From 1990 – 1995, ran a small collective of women photographers with Della Grace, Rosie Gunn and Robin Shaw, from Highgate, North London.
Introduced workshops for women photographers to explore issues around gender, sexuality and the nude in photography.
From 1995, ongoing
Using the genre of studio portrait photography, this work explores the fear and fascination that we feel about death. For the mass media, the iconography of death is almost exclusively represented in the context of violence and war, decease and decay. How can I avoid such clichés in my photography? The Victorians dressed their dead in beautiful garments to be portrayed as if alive, for sentimental memorabilia. My ‘death portraits’ are of living people, posing as though in death, dressed, and holding their favourite personal object.

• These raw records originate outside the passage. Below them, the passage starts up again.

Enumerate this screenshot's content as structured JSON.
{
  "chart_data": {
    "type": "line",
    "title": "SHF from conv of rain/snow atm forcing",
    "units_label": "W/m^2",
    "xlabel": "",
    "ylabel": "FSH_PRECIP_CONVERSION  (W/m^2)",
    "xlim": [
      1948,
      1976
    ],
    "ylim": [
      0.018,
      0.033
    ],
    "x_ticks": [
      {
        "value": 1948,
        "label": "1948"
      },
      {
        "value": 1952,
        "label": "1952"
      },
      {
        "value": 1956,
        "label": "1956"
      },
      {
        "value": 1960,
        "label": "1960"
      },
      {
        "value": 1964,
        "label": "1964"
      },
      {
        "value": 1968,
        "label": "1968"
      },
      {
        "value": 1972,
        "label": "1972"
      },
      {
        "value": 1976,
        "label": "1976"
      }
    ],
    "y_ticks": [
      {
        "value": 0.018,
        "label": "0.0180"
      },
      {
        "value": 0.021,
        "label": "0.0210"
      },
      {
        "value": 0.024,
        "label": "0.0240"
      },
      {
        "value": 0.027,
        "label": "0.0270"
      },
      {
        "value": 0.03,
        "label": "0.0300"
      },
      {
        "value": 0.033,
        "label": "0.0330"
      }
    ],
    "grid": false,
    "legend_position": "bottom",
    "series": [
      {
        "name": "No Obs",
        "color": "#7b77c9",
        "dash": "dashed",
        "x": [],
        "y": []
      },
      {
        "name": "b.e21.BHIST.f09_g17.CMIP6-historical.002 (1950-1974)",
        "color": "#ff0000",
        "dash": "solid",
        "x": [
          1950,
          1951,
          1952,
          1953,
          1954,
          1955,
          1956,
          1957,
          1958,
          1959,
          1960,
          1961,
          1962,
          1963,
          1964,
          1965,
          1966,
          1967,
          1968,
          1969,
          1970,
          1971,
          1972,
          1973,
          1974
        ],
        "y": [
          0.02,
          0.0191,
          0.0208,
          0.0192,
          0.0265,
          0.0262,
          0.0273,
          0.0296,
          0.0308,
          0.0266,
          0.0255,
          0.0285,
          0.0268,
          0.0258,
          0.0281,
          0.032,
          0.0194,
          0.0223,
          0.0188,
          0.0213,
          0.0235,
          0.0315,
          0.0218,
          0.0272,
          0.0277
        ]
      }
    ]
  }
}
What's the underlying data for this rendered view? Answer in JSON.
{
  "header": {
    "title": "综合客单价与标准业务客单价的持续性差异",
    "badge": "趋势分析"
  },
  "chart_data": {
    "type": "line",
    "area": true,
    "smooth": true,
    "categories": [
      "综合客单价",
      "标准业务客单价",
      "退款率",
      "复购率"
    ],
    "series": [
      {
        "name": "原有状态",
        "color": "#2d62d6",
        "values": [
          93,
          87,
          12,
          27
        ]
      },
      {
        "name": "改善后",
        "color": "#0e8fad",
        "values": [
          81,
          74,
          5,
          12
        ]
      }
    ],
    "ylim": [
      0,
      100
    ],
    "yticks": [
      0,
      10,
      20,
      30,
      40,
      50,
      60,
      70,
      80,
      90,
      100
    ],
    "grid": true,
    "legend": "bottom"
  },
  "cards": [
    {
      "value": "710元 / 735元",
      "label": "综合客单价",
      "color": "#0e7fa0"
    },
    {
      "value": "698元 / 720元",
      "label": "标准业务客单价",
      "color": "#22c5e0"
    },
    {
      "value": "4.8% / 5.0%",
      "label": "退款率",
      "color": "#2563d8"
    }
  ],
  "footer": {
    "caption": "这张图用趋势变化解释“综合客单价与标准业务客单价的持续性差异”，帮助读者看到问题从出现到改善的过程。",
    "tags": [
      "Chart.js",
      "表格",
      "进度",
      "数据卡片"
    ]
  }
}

My last project involved an embellished, constructed, highly exotic Oriental portrait studio in which I photographed the diverse “21st century types” of contemporary society. My new project is in sharp contrast and presents a “studio” of stark, pared down size and shape: a simple black wooden coffin in which to frame my portraits of death. This work is additionally a process of enquiry into the genre of portrait photography and how we, as artists/photographers, construct our own versions and interpretations of the subjects we portray. There is no such thing as literal representation, I believe, each and every portrait has embedded a layer of mirror which reflects our own selves and souls.
Grace Lau, 2011
From 2010-2015, Co-Chair and founder of PhotoHastings with Andrew Moran, organising annual photography festival in SE region, initially partnered with Bright Photo Fringe. Acquired Arts Council funding to expand PH activities, producing journal in 2014.